仕入れって、弦楽器業界に限って言えば、多分お店の本質の半分を占める分野じゃないかと思います。何しろ、骨董品メイン。もちろん、中には新作メインのお店もありますが、それはそれでお店の特徴ですよね。
骨董品といえば、一品もの。そして、なんというか、いかがわしい世界!
そんなものを、見つけて選んで、お客様にご紹介するわけです。これは、なかなか難しい。
そして、最近、ちょっと、方向性というか変えていこうかな、とおもっている部分があります。
今までの仕入れは、完全にお客様ありき。

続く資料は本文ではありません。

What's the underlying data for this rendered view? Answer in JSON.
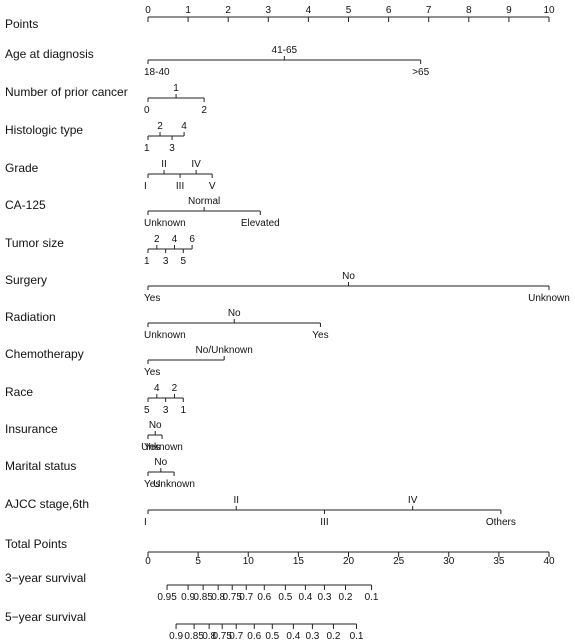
{
  "chart_data": {
    "type": "nomogram",
    "points_axis": {
      "label": "Points",
      "min": 0,
      "max": 10,
      "ticks": [
        0,
        1,
        2,
        3,
        4,
        5,
        6,
        7,
        8,
        9,
        10
      ]
    },
    "variables": [
      {
        "label": "Age at diagnosis",
        "levels": [
          {
            "name": "18-40",
            "points": 0.0,
            "side": "below"
          },
          {
            "name": "41-65",
            "points": 3.4,
            "side": "above"
          },
          {
            "name": ">65",
            "points": 6.8,
            "side": "below"
          }
        ]
      },
      {
        "label": "Number of prior cancer",
        "levels": [
          {
            "name": "0",
            "points": 0.0,
            "side": "below"
          },
          {
            "name": "1",
            "points": 0.7,
            "side": "above"
          },
          {
            "name": "2",
            "points": 1.4,
            "side": "below"
          }
        ]
      },
      {
        "label": "Histologic type",
        "levels": [
          {
            "name": "1",
            "points": 0.0,
            "side": "below"
          },
          {
            "name": "2",
            "points": 0.3,
            "side": "above"
          },
          {
            "name": "3",
            "points": 0.6,
            "side": "below"
          },
          {
            "name": "4",
            "points": 0.9,
            "side": "above"
          }
        ]
      },
      {
        "label": "Grade",
        "levels": [
          {
            "name": "I",
            "points": 0.0,
            "side": "below"
          },
          {
            "name": "II",
            "points": 0.4,
            "side": "above"
          },
          {
            "name": "III",
            "points": 0.8,
            "side": "below"
          },
          {
            "name": "IV",
            "points": 1.2,
            "side": "above"
          },
          {
            "name": "V",
            "points": 1.6,
            "side": "below"
          }
        ]
      },
      {
        "label": "CA-125",
        "levels": [
          {
            "name": "Unknown",
            "points": 0.0,
            "side": "below"
          },
          {
            "name": "Normal",
            "points": 1.4,
            "side": "above"
          },
          {
            "name": "Elevated",
            "points": 2.8,
            "side": "below"
          }
        ]
      },
      {
        "label": "Tumor size",
        "levels": [
          {
            "name": "1",
            "points": 0.0,
            "side": "below"
          },
          {
            "name": "2",
            "points": 0.22,
            "side": "above"
          },
          {
            "name": "3",
            "points": 0.44,
            "side": "below"
          },
          {
            "name": "4",
            "points": 0.66,
            "side": "above"
          },
          {
            "name": "5",
            "points": 0.88,
            "side": "below"
          },
          {
            "name": "6",
            "points": 1.1,
            "side": "above"
          }
        ]
      },
      {
        "label": "Surgery",
        "levels": [
          {
            "name": "Yes",
            "points": 0.0,
            "side": "below"
          },
          {
            "name": "No",
            "points": 5.0,
            "side": "above"
          },
          {
            "name": "Unknown",
            "points": 10.0,
            "side": "below"
          }
        ]
      },
      {
        "label": "Radiation",
        "levels": [
          {
            "name": "Unknown",
            "points": 0.0,
            "side": "below"
          },
          {
            "name": "No",
            "points": 2.15,
            "side": "above"
          },
          {
            "name": "Yes",
            "points": 4.3,
            "side": "below"
          }
        ]
      },
      {
        "label": "Chemotherapy",
        "levels": [
          {
            "name": "Yes",
            "points": 0.0,
            "side": "below"
          },
          {
            "name": "No/Unknown",
            "points": 1.9,
            "side": "above"
          }
        ]
      },
      {
        "label": "Race",
        "levels": [
          {
            "name": "5",
            "points": 0.0,
            "side": "below"
          },
          {
            "name": "4",
            "points": 0.22,
            "side": "above"
          },
          {
            "name": "3",
            "points": 0.44,
            "side": "below"
          },
          {
            "name": "2",
            "points": 0.66,
            "side": "above"
          },
          {
            "name": "1",
            "points": 0.88,
            "side": "below"
          }
        ]
      },
      {
        "label": "Insurance",
        "levels": [
          {
            "name": "Yes",
            "points": 0.0,
            "side": "below"
          },
          {
            "name": "No",
            "points": 0.18,
            "side": "above"
          },
          {
            "name": "Unknown",
            "points": 0.35,
            "side": "below"
          }
        ]
      },
      {
        "label": "Marital status",
        "levels": [
          {
            "name": "Yes",
            "points": 0.0,
            "side": "below"
          },
          {
            "name": "No",
            "points": 0.32,
            "side": "above"
          },
          {
            "name": "Unknown",
            "points": 0.65,
            "side": "below"
          }
        ]
      },
      {
        "label": "AJCC stage,6th",
        "levels": [
          {
            "name": "I",
            "points": 0.0,
            "side": "below"
          },
          {
            "name": "II",
            "points": 2.2,
            "side": "above"
          },
          {
            "name": "III",
            "points": 4.4,
            "side": "below"
          },
          {
            "name": "IV",
            "points": 6.6,
            "side": "above"
          },
          {
            "name": "Others",
            "points": 8.8,
            "side": "below"
          }
        ]
      }
    ],
    "total_points_axis": {
      "label": "Total Points",
      "min": 0,
      "max": 40,
      "ticks": [
        0,
        5,
        10,
        15,
        20,
        25,
        30,
        35,
        40
      ]
    },
    "survival_axes": [
      {
        "label": "3−year survival",
        "ticks": [
          {
            "label": "0.95",
            "total_points": 1.9
          },
          {
            "label": "0.9",
            "total_points": 4.0
          },
          {
            "label": "0.85",
            "total_points": 5.5
          },
          {
            "label": "0.8",
            "total_points": 7.0
          },
          {
            "label": "0.75",
            "total_points": 8.4
          },
          {
            "label": "0.7",
            "total_points": 9.8
          },
          {
            "label": "0.6",
            "total_points": 11.6
          },
          {
            "label": "0.5",
            "total_points": 13.7
          },
          {
            "label": "0.4",
            "total_points": 15.7
          },
          {
            "label": "0.3",
            "total_points": 17.6
          },
          {
            "label": "0.2",
            "total_points": 19.7
          },
          {
            "label": "0.1",
            "total_points": 22.3
          }
        ]
      },
      {
        "label": "5−year survival",
        "ticks": [
          {
            "label": "0.9",
            "total_points": 2.8
          },
          {
            "label": "0.85",
            "total_points": 4.6
          },
          {
            "label": "0.8",
            "total_points": 6.1
          },
          {
            "label": "0.75",
            "total_points": 7.4
          },
          {
            "label": "0.7",
            "total_points": 8.8
          },
          {
            "label": "0.6",
            "total_points": 10.6
          },
          {
            "label": "0.5",
            "total_points": 12.4
          },
          {
            "label": "0.4",
            "total_points": 14.5
          },
          {
            "label": "0.3",
            "total_points": 16.4
          },
          {
            "label": "0.2",
            "total_points": 18.5
          },
          {
            "label": "0.1",
            "total_points": 20.8
          }
        ]
      }
    ],
    "grid": false,
    "legend": "none"
  }
}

こういう弓が売れ筋だから仕入れる、というスタンスです。そこに、私が、ビビビっと来てしまった、これはちょっとすごいよ!という弓を加えていきたいと思っています。
今までは、いいなあ、と思っても絶対お客様がいる弓以外は仕入れなかったんですよね。実際、セレナバイオリンの在庫回転は、同業他社に比べて相当早いです。
そこに、ちょっと、これがセレナバイオリンなんです!っていう弓を加えたいと思っています。なんで、っていうと、そろそろ、そういう時期かなあ、というのもあります。そして、なんだかんだ言って、自分の直感を信じていいだけの経験ができたなという感覚ですね。
写真は、シモン F. R.。こちらの弓は、多分、以前だったら仕入れなかったと思います。でも、実際、今年仕入れた中で一番のお気に入り。ニッケルで、このフロッグのシンプルさ。でも、この竿のクオリティーは、弾ける人が弾いたらちょっとすごいものが引き出せる。何か、オーラがあります。
ギヨームみたいにあれば、必ず売れるっていう弓も必要ですし、実際、セレナバイオリンで扱うギヨームのクオリティーは、お客様に届けたい。
そして、そこにこのシモンF.R.みたいなのを少しずつ加えていけたらな、と思っています。
10年後には、セレナバイオリンの在庫リストは、名前とか、金べっ甲とかそういうのだけじゃなくて、セレナに行けば一本一本が、なるほどね、こうなるのか、これは手放せないね、といっていただけるようにしたいな、と思っています。
今までも、その値段の割にはおおっていう弓を仕入れていますが、これまでは、ニッケルは買わないとか、絶対スタンダードなものじゃないとだめ、とかいっぱい自分で規則を作ってたんです。それを取り払っていいものはいい、にしたいと思っています。